To that end, Lion and Bright, a café in north end Halifax, took lengths toward screen-free status after 5 p.m., recently posting signs asking that people put aside work-related devices such as laptops and tablets. That evoked some harsh feedback from those who described the declaration as pretentious, but also some debate across the twittersphere, with some supporting the gesture.
The business calls itself a hybrid, a café in the daytime where customers show up with their gear and use it as a workspace, but a bar and restaurant after 5 p.m. The owners also clarified that the rule would not apply to such devices as smartphones, or reading on a Kindle, rather just those used for work purposes. They have also apologized in a press release that they didn’t intend to come off as patronizing and will edit the signs to clarify the message.
A bit of a tempest, perhaps, and it’s one of those things where there’s no easy umpiring as to who is right.

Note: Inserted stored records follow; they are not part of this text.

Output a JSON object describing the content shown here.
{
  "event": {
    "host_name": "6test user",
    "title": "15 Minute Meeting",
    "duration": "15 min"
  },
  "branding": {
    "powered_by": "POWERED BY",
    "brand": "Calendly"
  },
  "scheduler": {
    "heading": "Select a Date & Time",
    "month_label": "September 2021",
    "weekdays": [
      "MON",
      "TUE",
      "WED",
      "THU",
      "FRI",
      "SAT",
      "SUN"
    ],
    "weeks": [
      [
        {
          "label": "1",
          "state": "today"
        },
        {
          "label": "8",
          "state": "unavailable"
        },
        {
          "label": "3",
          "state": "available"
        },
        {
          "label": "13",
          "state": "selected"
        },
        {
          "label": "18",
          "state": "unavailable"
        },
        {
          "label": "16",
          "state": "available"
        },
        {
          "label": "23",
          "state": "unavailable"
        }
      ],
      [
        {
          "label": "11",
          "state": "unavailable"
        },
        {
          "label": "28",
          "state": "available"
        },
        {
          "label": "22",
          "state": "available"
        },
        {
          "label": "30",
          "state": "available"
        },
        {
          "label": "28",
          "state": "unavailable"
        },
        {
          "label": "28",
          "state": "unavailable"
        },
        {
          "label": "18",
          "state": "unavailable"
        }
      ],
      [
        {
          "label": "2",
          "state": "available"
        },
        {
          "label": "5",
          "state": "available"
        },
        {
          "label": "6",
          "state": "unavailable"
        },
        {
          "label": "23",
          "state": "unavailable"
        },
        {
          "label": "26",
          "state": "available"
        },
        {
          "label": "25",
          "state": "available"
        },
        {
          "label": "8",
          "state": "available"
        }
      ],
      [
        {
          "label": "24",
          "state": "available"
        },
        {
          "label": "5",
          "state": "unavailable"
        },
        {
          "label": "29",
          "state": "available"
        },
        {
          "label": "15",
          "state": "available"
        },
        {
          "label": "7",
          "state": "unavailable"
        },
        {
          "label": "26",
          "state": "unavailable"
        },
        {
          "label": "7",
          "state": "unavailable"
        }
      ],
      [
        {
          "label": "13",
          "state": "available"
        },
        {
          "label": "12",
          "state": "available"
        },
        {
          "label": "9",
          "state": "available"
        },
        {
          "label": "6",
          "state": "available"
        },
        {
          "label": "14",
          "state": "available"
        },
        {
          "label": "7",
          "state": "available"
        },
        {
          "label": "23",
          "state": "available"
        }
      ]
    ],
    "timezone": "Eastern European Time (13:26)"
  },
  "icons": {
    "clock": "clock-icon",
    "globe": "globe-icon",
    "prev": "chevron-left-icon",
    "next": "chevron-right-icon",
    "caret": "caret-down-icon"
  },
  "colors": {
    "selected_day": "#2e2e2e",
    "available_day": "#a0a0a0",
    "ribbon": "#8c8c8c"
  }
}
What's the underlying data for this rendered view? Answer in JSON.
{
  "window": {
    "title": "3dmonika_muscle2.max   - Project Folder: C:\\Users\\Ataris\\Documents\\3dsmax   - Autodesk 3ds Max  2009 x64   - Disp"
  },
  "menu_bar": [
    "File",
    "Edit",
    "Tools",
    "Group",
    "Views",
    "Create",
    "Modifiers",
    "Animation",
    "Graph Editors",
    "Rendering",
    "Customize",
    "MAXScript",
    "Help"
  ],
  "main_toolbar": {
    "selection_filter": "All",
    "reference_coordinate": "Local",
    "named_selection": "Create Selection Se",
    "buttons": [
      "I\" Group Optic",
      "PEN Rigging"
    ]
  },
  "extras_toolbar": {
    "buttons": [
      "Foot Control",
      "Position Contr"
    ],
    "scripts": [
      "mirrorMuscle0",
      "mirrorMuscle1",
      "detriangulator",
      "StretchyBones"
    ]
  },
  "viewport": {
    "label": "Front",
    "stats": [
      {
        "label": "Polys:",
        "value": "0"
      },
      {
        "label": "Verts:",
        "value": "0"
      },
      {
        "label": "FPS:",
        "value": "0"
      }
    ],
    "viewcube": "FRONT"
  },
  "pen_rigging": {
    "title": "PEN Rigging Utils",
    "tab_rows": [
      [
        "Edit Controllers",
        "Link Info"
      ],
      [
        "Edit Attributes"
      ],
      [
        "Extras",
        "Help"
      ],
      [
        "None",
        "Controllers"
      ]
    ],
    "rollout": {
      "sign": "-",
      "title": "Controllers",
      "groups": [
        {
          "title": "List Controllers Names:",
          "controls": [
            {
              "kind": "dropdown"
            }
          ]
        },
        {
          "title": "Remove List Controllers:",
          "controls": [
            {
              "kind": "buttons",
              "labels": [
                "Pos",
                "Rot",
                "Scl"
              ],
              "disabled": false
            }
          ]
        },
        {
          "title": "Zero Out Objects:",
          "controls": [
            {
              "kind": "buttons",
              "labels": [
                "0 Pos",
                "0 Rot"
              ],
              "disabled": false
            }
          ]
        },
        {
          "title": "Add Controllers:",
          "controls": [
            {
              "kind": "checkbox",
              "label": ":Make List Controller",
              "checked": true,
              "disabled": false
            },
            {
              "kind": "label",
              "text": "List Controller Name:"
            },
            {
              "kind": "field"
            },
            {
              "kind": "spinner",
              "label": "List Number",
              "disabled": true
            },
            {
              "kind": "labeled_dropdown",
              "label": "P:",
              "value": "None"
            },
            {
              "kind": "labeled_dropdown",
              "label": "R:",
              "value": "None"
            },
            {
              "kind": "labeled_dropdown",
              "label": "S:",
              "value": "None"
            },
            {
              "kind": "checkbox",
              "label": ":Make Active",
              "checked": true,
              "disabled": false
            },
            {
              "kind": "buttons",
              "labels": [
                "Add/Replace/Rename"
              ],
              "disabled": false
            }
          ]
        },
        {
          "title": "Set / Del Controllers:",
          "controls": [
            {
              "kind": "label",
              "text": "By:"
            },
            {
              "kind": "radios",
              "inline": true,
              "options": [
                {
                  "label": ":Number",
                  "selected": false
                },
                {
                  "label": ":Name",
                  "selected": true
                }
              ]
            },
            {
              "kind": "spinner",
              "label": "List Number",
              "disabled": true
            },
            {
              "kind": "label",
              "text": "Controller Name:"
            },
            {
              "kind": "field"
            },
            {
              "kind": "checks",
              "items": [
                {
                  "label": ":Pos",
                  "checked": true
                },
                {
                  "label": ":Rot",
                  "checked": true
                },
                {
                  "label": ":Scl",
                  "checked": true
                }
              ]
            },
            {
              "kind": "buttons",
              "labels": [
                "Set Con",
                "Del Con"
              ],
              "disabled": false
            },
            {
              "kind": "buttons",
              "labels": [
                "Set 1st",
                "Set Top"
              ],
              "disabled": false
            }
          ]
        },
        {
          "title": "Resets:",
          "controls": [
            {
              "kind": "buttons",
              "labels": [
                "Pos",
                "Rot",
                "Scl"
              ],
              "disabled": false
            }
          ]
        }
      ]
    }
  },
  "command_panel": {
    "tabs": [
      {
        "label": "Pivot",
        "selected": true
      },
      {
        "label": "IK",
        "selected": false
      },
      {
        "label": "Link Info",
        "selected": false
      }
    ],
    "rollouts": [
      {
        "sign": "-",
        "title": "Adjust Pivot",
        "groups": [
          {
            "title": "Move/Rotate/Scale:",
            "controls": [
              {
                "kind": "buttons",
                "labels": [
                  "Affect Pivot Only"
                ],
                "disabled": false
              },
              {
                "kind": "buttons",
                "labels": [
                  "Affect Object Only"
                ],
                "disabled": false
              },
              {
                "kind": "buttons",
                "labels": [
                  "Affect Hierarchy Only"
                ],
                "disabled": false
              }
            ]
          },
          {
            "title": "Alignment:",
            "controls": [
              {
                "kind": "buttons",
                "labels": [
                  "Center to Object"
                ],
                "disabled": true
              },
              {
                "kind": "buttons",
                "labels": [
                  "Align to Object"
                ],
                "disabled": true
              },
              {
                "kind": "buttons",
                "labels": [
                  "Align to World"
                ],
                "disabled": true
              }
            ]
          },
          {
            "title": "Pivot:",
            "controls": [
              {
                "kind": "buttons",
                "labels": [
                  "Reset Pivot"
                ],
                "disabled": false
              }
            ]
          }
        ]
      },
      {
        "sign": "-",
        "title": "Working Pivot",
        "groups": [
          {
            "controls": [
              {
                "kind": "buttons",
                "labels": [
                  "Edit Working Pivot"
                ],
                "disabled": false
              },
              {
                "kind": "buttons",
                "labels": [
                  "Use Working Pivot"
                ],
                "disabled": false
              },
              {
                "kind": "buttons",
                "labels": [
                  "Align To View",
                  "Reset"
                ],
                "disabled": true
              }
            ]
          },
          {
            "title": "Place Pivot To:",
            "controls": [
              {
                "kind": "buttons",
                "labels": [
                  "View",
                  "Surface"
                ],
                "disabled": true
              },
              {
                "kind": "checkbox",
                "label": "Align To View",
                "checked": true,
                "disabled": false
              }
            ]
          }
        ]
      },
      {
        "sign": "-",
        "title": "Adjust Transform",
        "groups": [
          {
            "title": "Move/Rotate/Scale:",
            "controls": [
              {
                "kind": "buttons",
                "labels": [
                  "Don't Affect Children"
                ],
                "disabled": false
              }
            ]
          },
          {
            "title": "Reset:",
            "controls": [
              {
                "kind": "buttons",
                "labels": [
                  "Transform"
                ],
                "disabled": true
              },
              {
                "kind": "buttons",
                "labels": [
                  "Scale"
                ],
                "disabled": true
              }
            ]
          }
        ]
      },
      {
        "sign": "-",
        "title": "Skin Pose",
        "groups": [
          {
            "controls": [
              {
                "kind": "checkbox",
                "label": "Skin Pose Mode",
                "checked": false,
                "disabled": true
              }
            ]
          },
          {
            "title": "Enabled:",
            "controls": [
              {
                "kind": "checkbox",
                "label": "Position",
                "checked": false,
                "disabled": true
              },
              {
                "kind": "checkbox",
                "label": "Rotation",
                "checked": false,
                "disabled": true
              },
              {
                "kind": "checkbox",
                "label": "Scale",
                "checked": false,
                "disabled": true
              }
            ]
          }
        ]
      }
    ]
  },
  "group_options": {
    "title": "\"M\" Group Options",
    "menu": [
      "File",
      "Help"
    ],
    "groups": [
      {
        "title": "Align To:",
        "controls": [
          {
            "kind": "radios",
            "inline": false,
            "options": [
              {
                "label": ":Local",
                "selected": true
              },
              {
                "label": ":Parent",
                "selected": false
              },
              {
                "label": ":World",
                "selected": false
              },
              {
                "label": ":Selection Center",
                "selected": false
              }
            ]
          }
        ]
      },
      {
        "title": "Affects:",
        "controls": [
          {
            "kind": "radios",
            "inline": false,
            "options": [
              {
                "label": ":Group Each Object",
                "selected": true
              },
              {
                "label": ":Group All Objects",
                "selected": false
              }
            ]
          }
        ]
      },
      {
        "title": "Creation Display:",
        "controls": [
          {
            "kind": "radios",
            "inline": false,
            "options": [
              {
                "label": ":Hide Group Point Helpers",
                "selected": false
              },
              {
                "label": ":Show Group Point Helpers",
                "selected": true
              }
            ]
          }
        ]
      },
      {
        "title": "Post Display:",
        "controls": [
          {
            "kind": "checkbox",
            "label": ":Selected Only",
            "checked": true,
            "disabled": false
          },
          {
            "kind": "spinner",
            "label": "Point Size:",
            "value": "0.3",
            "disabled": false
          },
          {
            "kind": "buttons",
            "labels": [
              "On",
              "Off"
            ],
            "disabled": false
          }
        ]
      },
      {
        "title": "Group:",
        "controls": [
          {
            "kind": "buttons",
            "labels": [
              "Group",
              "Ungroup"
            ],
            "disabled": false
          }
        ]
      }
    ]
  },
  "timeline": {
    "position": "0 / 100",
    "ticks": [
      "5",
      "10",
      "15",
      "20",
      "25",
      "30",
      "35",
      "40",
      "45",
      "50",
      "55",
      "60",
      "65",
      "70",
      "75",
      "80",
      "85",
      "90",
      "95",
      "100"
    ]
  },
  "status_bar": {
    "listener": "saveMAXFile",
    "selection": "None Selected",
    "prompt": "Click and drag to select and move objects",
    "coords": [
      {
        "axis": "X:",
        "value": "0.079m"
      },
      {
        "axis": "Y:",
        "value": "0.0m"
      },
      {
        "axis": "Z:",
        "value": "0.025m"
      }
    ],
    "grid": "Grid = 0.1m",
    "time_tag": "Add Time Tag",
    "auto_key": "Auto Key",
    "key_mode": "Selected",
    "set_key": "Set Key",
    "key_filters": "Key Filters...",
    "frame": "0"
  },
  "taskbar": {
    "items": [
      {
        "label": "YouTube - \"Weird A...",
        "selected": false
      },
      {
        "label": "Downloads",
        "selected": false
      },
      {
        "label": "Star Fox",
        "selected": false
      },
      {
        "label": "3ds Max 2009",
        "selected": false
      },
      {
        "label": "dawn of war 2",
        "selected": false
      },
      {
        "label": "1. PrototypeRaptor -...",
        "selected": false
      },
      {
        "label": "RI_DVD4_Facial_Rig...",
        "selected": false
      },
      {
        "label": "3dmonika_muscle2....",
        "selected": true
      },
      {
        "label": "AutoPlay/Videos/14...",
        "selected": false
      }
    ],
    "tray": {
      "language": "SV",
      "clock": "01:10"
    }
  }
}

Certainly those who are righteously put off by the establishment’s position don’t have to darken its doors.
But most won’t miss the wholesome aim of the message from the restaurant. As owner Sean Gallagher said, when people are plugged into headphones, working away at a keyboard, they’re closed off from the world. The atmosphere they hope to encourage at Lion and Bright is one where, after 5, people “relax, connect with people, look people in the eye, share a drink, share your hopes for the future, talk about your work day, de-stress, and enjoy yourself.”
A toast to that.
And of course, an issue like this could find itself divided along the lines of age. How often do people of earlier generations note that in such a place, a bar, a restaurant, a place generally known for communal enjoyment, some patrons rather than chatting and socializing will sit and stare at a screen – sometimes an entire group gathered at the same table.
How often do we hear concerns that younger people – not just young adults, but youths and even children – spend too much time staring at an electronic screen? It’s gotten to the point that some, experts among them, wonder what that unshakeable trend could mean for our social graces or ability to communicate orally. Setting an example is never a bad idea.
Good for Lion and Bright personnel to make the observation that a little unwinding and socializing is good for us.
Rather than see this rule as somehow dictatorial, pretentious or haughty, it wouldn’t hurt just to think of it as a darned good suggestion.